Tal como había predicho el astuto dictador, Román Delgado se fue a París a complotar. Allí organizó la célebre expedición del Falke en la que se involucraron la mayoría de los más connotados antigomecistas de la época que se encontraban en el exilio. La aventura incluyó a varios mercenarios alemanes y estuvo financiada por Antonio Aranguren, antiguo beneficiario de una concesión de petróleo y asfalto que le otorgó Cipriano Castro y que, también, se había enemistado con Gómez.
Al amanecer del 11 de agosto de 1929, el barco de vapor Falke entró en el puerto de Cumaná. Al frente de sus hombres Román Delgado intentó tomar el puente Guzmán Blanco pero se encontraron con las fuerzas del gobierno dirigidas personalmente por el general Emilio Fernández, presidente del estado Sucre. Allí se liaron a tiros y los dos jefes murieron en medio del fuego cruzado.
¿Hecho heroico?
Aunque con el paso de los años la fracasada expedición se vio como un hecho romántico, casi heroico, lo cierto del caso es que en aquel momento dio pie a todo tipo de reproches y disputas entre la siempre dividida oposición antigomecista. Unos atribuyeron el desenlace a la falta de coordinación y otros a la siempre eficaz red de delación al servicio de Gómez. Pocos a lo que era más evidente, aquello era una locura sin destino.

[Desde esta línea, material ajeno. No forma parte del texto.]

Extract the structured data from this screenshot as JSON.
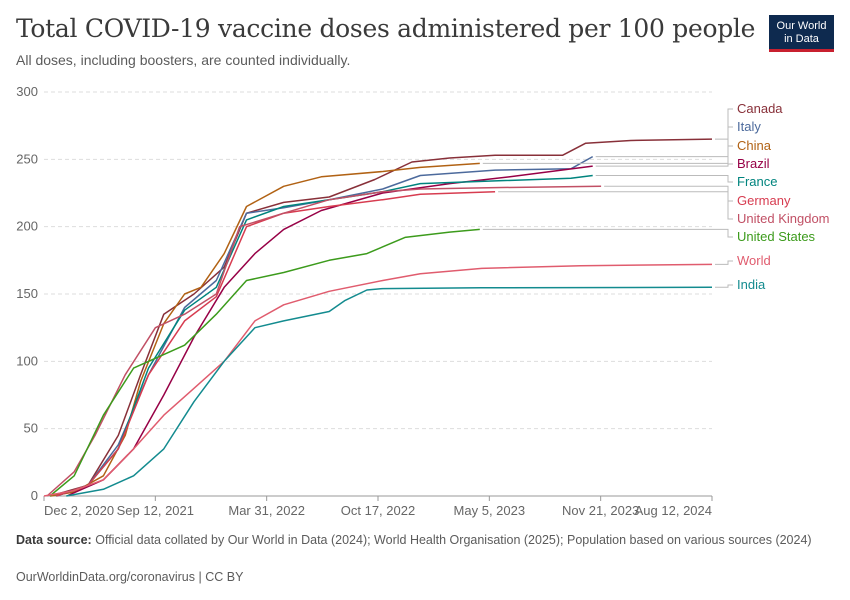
{
  "header": {
    "title": "Total COVID-19 vaccine doses administered per 100 people",
    "subtitle": "All doses, including boosters, are counted individually.",
    "logo_line1": "Our World",
    "logo_line2": "in Data"
  },
  "footer": {
    "source_label": "Data source:",
    "source_text": "Official data collated by Our World in Data (2024); World Health Organisation (2025); Population based on various sources (2024)",
    "credit": "OurWorldinData.org/coronavirus | CC BY"
  },
  "colors": {
    "accent": "#c8202f",
    "brand": "#0e2a4f"
  },
  "chart_data": {
    "type": "line",
    "xlabel": "",
    "ylabel": "",
    "x_ticks": [
      "Dec 2, 2020",
      "Sep 12, 2021",
      "Mar 31, 2022",
      "Oct 17, 2022",
      "May 5, 2023",
      "Nov 21, 2023",
      "Aug 12, 2024"
    ],
    "x_range": [
      "2020-12-02",
      "2024-08-12"
    ],
    "ylim": [
      0,
      300
    ],
    "y_ticks": [
      0,
      50,
      100,
      150,
      200,
      250,
      300
    ],
    "grid": "horizontal dashed",
    "legend": "right, line-end labels",
    "series": [
      {
        "name": "Canada",
        "color": "#883039",
        "points": [
          [
            "2020-12-15",
            0
          ],
          [
            "2021-03-01",
            8
          ],
          [
            "2021-05-01",
            45
          ],
          [
            "2021-06-15",
            90
          ],
          [
            "2021-08-01",
            135
          ],
          [
            "2021-10-01",
            150
          ],
          [
            "2021-12-01",
            170
          ],
          [
            "2022-01-15",
            210
          ],
          [
            "2022-03-31",
            218
          ],
          [
            "2022-07-01",
            222
          ],
          [
            "2022-10-01",
            235
          ],
          [
            "2022-12-15",
            248
          ],
          [
            "2023-03-01",
            251
          ],
          [
            "2023-06-01",
            253
          ],
          [
            "2023-10-15",
            253
          ],
          [
            "2023-12-01",
            262
          ],
          [
            "2024-03-01",
            264
          ],
          [
            "2024-08-12",
            265
          ]
        ]
      },
      {
        "name": "Italy",
        "color": "#4c6a9c",
        "points": [
          [
            "2020-12-27",
            0
          ],
          [
            "2021-03-01",
            8
          ],
          [
            "2021-05-01",
            38
          ],
          [
            "2021-07-01",
            90
          ],
          [
            "2021-09-12",
            140
          ],
          [
            "2021-11-15",
            160
          ],
          [
            "2022-01-15",
            210
          ],
          [
            "2022-03-31",
            214
          ],
          [
            "2022-07-01",
            220
          ],
          [
            "2022-10-17",
            228
          ],
          [
            "2023-01-01",
            238
          ],
          [
            "2023-06-01",
            242
          ],
          [
            "2023-11-01",
            243
          ],
          [
            "2023-12-15",
            252
          ]
        ]
      },
      {
        "name": "China",
        "color": "#b16214",
        "points": [
          [
            "2020-12-15",
            0
          ],
          [
            "2021-02-01",
            3
          ],
          [
            "2021-04-01",
            15
          ],
          [
            "2021-05-15",
            45
          ],
          [
            "2021-06-15",
            85
          ],
          [
            "2021-08-01",
            128
          ],
          [
            "2021-09-12",
            150
          ],
          [
            "2021-10-15",
            155
          ],
          [
            "2021-12-01",
            180
          ],
          [
            "2022-01-15",
            215
          ],
          [
            "2022-03-31",
            230
          ],
          [
            "2022-06-15",
            237
          ],
          [
            "2022-10-17",
            241
          ],
          [
            "2023-01-01",
            244
          ],
          [
            "2023-05-01",
            247
          ]
        ]
      },
      {
        "name": "Brazil",
        "color": "#970046",
        "points": [
          [
            "2021-01-17",
            0
          ],
          [
            "2021-04-01",
            12
          ],
          [
            "2021-06-01",
            35
          ],
          [
            "2021-08-01",
            75
          ],
          [
            "2021-10-01",
            118
          ],
          [
            "2021-12-01",
            155
          ],
          [
            "2022-02-01",
            180
          ],
          [
            "2022-03-31",
            198
          ],
          [
            "2022-06-15",
            212
          ],
          [
            "2022-10-17",
            225
          ],
          [
            "2023-03-01",
            232
          ],
          [
            "2023-07-01",
            237
          ],
          [
            "2023-12-15",
            245
          ]
        ]
      },
      {
        "name": "France",
        "color": "#00847e",
        "points": [
          [
            "2020-12-27",
            0
          ],
          [
            "2021-03-01",
            8
          ],
          [
            "2021-05-01",
            35
          ],
          [
            "2021-07-01",
            95
          ],
          [
            "2021-09-12",
            138
          ],
          [
            "2021-11-15",
            155
          ],
          [
            "2022-01-15",
            205
          ],
          [
            "2022-03-31",
            215
          ],
          [
            "2022-07-01",
            220
          ],
          [
            "2022-10-17",
            226
          ],
          [
            "2023-01-01",
            232
          ],
          [
            "2023-06-01",
            234
          ],
          [
            "2023-11-01",
            236
          ],
          [
            "2023-12-15",
            238
          ]
        ]
      },
      {
        "name": "Germany",
        "color": "#d73c50",
        "points": [
          [
            "2020-12-27",
            0
          ],
          [
            "2021-03-01",
            8
          ],
          [
            "2021-05-01",
            35
          ],
          [
            "2021-07-01",
            90
          ],
          [
            "2021-09-12",
            130
          ],
          [
            "2021-11-15",
            148
          ],
          [
            "2022-01-15",
            200
          ],
          [
            "2022-03-31",
            210
          ],
          [
            "2022-07-01",
            215
          ],
          [
            "2022-10-17",
            220
          ],
          [
            "2023-01-01",
            224
          ],
          [
            "2023-06-01",
            226
          ]
        ]
      },
      {
        "name": "United Kingdom",
        "color": "#c15065",
        "points": [
          [
            "2020-12-08",
            0
          ],
          [
            "2021-02-01",
            18
          ],
          [
            "2021-03-15",
            45
          ],
          [
            "2021-05-15",
            90
          ],
          [
            "2021-07-15",
            125
          ],
          [
            "2021-09-12",
            135
          ],
          [
            "2021-11-15",
            150
          ],
          [
            "2022-01-01",
            200
          ],
          [
            "2022-03-31",
            210
          ],
          [
            "2022-07-01",
            220
          ],
          [
            "2022-10-17",
            226
          ],
          [
            "2023-01-01",
            228
          ],
          [
            "2023-06-01",
            229
          ],
          [
            "2024-01-01",
            230
          ]
        ]
      },
      {
        "name": "United States",
        "color": "#3c9b1c",
        "points": [
          [
            "2020-12-14",
            0
          ],
          [
            "2021-02-01",
            15
          ],
          [
            "2021-04-01",
            60
          ],
          [
            "2021-06-01",
            95
          ],
          [
            "2021-09-12",
            112
          ],
          [
            "2021-11-15",
            135
          ],
          [
            "2022-01-15",
            160
          ],
          [
            "2022-03-31",
            166
          ],
          [
            "2022-07-01",
            175
          ],
          [
            "2022-09-15",
            180
          ],
          [
            "2022-12-01",
            192
          ],
          [
            "2023-03-01",
            196
          ],
          [
            "2023-05-01",
            198
          ]
        ]
      },
      {
        "name": "World",
        "color": "#e05c6e",
        "points": [
          [
            "2020-12-02",
            0
          ],
          [
            "2021-02-01",
            4
          ],
          [
            "2021-04-01",
            12
          ],
          [
            "2021-06-01",
            35
          ],
          [
            "2021-08-01",
            60
          ],
          [
            "2021-10-01",
            80
          ],
          [
            "2021-12-01",
            100
          ],
          [
            "2022-02-01",
            130
          ],
          [
            "2022-03-31",
            142
          ],
          [
            "2022-07-01",
            152
          ],
          [
            "2022-10-17",
            160
          ],
          [
            "2023-01-01",
            165
          ],
          [
            "2023-05-05",
            169
          ],
          [
            "2023-11-21",
            171
          ],
          [
            "2024-08-12",
            172
          ]
        ]
      },
      {
        "name": "India",
        "color": "#138b8f",
        "points": [
          [
            "2021-01-16",
            0
          ],
          [
            "2021-04-01",
            5
          ],
          [
            "2021-06-01",
            15
          ],
          [
            "2021-08-01",
            35
          ],
          [
            "2021-10-01",
            70
          ],
          [
            "2021-12-01",
            100
          ],
          [
            "2022-02-01",
            125
          ],
          [
            "2022-03-31",
            130
          ],
          [
            "2022-07-01",
            137
          ],
          [
            "2022-08-01",
            145
          ],
          [
            "2022-09-15",
            153
          ],
          [
            "2022-10-17",
            154
          ],
          [
            "2023-05-05",
            154.6
          ],
          [
            "2024-08-12",
            155
          ]
        ]
      }
    ]
  }
}
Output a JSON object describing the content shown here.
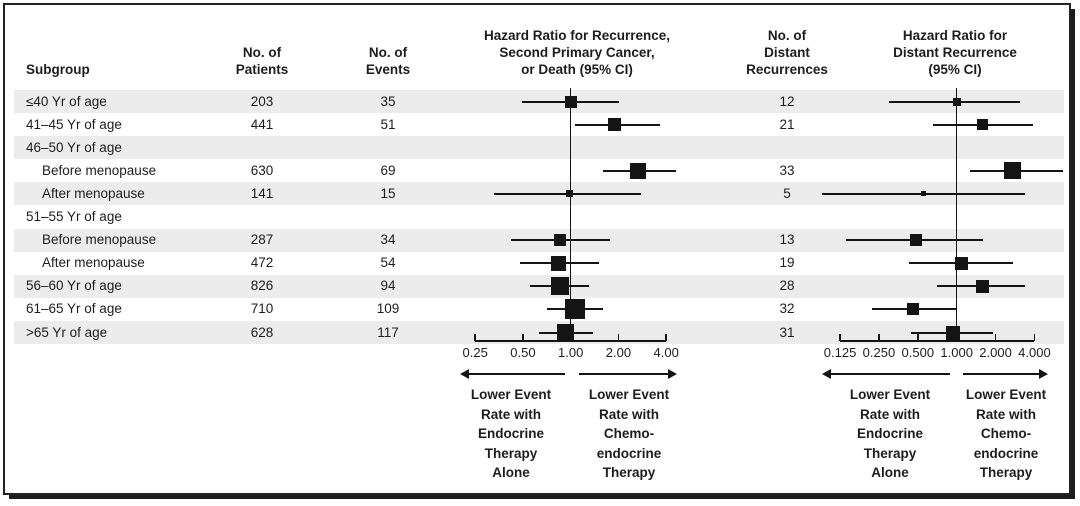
{
  "figure": {
    "columns": {
      "subgroup": "Subgroup",
      "patients": "No. of\nPatients",
      "events": "No. of\nEvents",
      "distant": "No. of\nDistant\nRecurrences"
    },
    "plot1_title": "Hazard Ratio for Recurrence,\nSecond Primary Cancer,\nor Death (95% CI)",
    "plot2_title": "Hazard Ratio for\nDistant Recurrence\n(95% CI)",
    "band_color": "#ececec",
    "ink_color": "#141414"
  },
  "rows": [
    {
      "label": "≤40 Yr of age",
      "indent": false,
      "group_header": false,
      "patients": "203",
      "events": "35",
      "distant": "12",
      "shaded": true
    },
    {
      "label": "41–45 Yr of age",
      "indent": false,
      "group_header": false,
      "patients": "441",
      "events": "51",
      "distant": "21",
      "shaded": false
    },
    {
      "label": "46–50 Yr of age",
      "indent": false,
      "group_header": true,
      "patients": "",
      "events": "",
      "distant": "",
      "shaded": true
    },
    {
      "label": "Before menopause",
      "indent": true,
      "group_header": false,
      "patients": "630",
      "events": "69",
      "distant": "33",
      "shaded": false
    },
    {
      "label": "After menopause",
      "indent": true,
      "group_header": false,
      "patients": "141",
      "events": "15",
      "distant": "5",
      "shaded": true
    },
    {
      "label": "51–55 Yr of age",
      "indent": false,
      "group_header": true,
      "patients": "",
      "events": "",
      "distant": "",
      "shaded": false
    },
    {
      "label": "Before menopause",
      "indent": true,
      "group_header": false,
      "patients": "287",
      "events": "34",
      "distant": "13",
      "shaded": true
    },
    {
      "label": "After menopause",
      "indent": true,
      "group_header": false,
      "patients": "472",
      "events": "54",
      "distant": "19",
      "shaded": false
    },
    {
      "label": "56–60 Yr of age",
      "indent": false,
      "group_header": false,
      "patients": "826",
      "events": "94",
      "distant": "28",
      "shaded": true
    },
    {
      "label": "61–65 Yr of age",
      "indent": false,
      "group_header": false,
      "patients": "710",
      "events": "109",
      "distant": "32",
      "shaded": false
    },
    {
      "label": ">65 Yr of age",
      "indent": false,
      "group_header": false,
      "patients": "628",
      "events": "117",
      "distant": "31",
      "shaded": true
    }
  ],
  "chart_data": [
    {
      "type": "forest",
      "title": "Hazard Ratio for Recurrence, Second Primary Cancer, or Death (95% CI)",
      "scale": "log2",
      "xlim": [
        0.25,
        4.0
      ],
      "reference_line": 1.0,
      "ticks": {
        "values": [
          0.25,
          0.5,
          1.0,
          2.0,
          4.0
        ],
        "labels": [
          "0.25",
          "0.50",
          "1.00",
          "2.00",
          "4.00"
        ]
      },
      "arrow_left_label": "Lower Event\nRate with\nEndocrine\nTherapy\nAlone",
      "arrow_right_label": "Lower Event\nRate with\nChemo-\nendocrine\nTherapy",
      "points": [
        {
          "row": 0,
          "subgroup": "≤40 Yr of age",
          "est": 1.0,
          "lo": 0.49,
          "hi": 2.01,
          "size": 12
        },
        {
          "row": 1,
          "subgroup": "41–45 Yr of age",
          "est": 1.9,
          "lo": 1.06,
          "hi": 3.65,
          "size": 13
        },
        {
          "row": 3,
          "subgroup": "46–50 Yr of age, before menopause",
          "est": 2.66,
          "lo": 1.59,
          "hi": 4.6,
          "size": 16
        },
        {
          "row": 4,
          "subgroup": "46–50 Yr of age, after menopause",
          "est": 0.98,
          "lo": 0.33,
          "hi": 2.76,
          "size": 7
        },
        {
          "row": 6,
          "subgroup": "51–55 Yr of age, before menopause",
          "est": 0.86,
          "lo": 0.42,
          "hi": 1.77,
          "size": 12
        },
        {
          "row": 7,
          "subgroup": "51–55 Yr of age, after menopause",
          "est": 0.84,
          "lo": 0.48,
          "hi": 1.51,
          "size": 15
        },
        {
          "row": 8,
          "subgroup": "56–60 Yr of age",
          "est": 0.85,
          "lo": 0.55,
          "hi": 1.31,
          "size": 18
        },
        {
          "row": 9,
          "subgroup": "61–65 Yr of age",
          "est": 1.06,
          "lo": 0.71,
          "hi": 1.59,
          "size": 20
        },
        {
          "row": 10,
          "subgroup": ">65 Yr of age",
          "est": 0.93,
          "lo": 0.63,
          "hi": 1.39,
          "size": 17
        }
      ]
    },
    {
      "type": "forest",
      "title": "Hazard Ratio for Distant Recurrence (95% CI)",
      "scale": "log2",
      "xlim": [
        0.125,
        4.0
      ],
      "reference_line": 1.0,
      "ticks": {
        "values": [
          0.125,
          0.25,
          0.5,
          1.0,
          2.0,
          4.0
        ],
        "labels": [
          "0.125",
          "0.250",
          "0.500",
          "1.000",
          "2.000",
          "4.000"
        ]
      },
      "arrow_left_label": "Lower Event\nRate with\nEndocrine\nTherapy\nAlone",
      "arrow_right_label": "Lower Event\nRate with\nChemo-\nendocrine\nTherapy",
      "points": [
        {
          "row": 0,
          "subgroup": "≤40 Yr of age",
          "est": 1.0,
          "lo": 0.3,
          "hi": 3.09,
          "size": 8
        },
        {
          "row": 1,
          "subgroup": "41–45 Yr of age",
          "est": 1.59,
          "lo": 0.65,
          "hi": 3.92,
          "size": 11
        },
        {
          "row": 3,
          "subgroup": "46–50 Yr of age, before menopause",
          "est": 2.69,
          "lo": 1.27,
          "hi": 6.6,
          "size": 17
        },
        {
          "row": 4,
          "subgroup": "46–50 Yr of age, after menopause",
          "est": 0.55,
          "lo": 0.09,
          "hi": 3.38,
          "size": 5
        },
        {
          "row": 6,
          "subgroup": "51–55 Yr of age, before menopause",
          "est": 0.48,
          "lo": 0.14,
          "hi": 1.59,
          "size": 12
        },
        {
          "row": 7,
          "subgroup": "51–55 Yr of age, after menopause",
          "est": 1.09,
          "lo": 0.43,
          "hi": 2.71,
          "size": 13
        },
        {
          "row": 8,
          "subgroup": "56–60 Yr of age",
          "est": 1.59,
          "lo": 0.7,
          "hi": 3.38,
          "size": 13
        },
        {
          "row": 9,
          "subgroup": "61–65 Yr of age",
          "est": 0.46,
          "lo": 0.22,
          "hi": 1.0,
          "size": 12
        },
        {
          "row": 10,
          "subgroup": ">65 Yr of age",
          "est": 0.93,
          "lo": 0.44,
          "hi": 1.92,
          "size": 14
        }
      ]
    }
  ]
}
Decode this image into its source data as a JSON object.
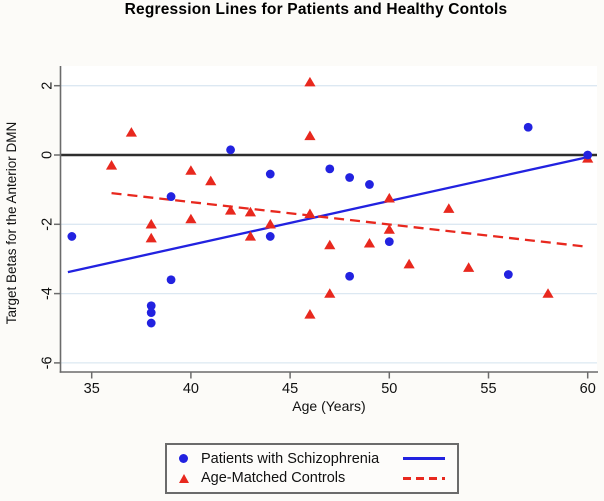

Impresionado por aquel acontecimiento, y por todo lo que le rodeó, el por entonces joven Rómulo Betancourt llegó a la conclusión de que Román Delgado, en realidad, no pretendía derrotar al gomecismo sino reemplazar a Gómez. Un caudillo por otro.
Como a esta altura del relato el amable lector podrá haberse dado cuenta, la historia nunca se repite exactamente igual, pero hay eventos que sí se parecen; después de todo, la naturaleza humana siempre es la misma, en todo momento y lugar.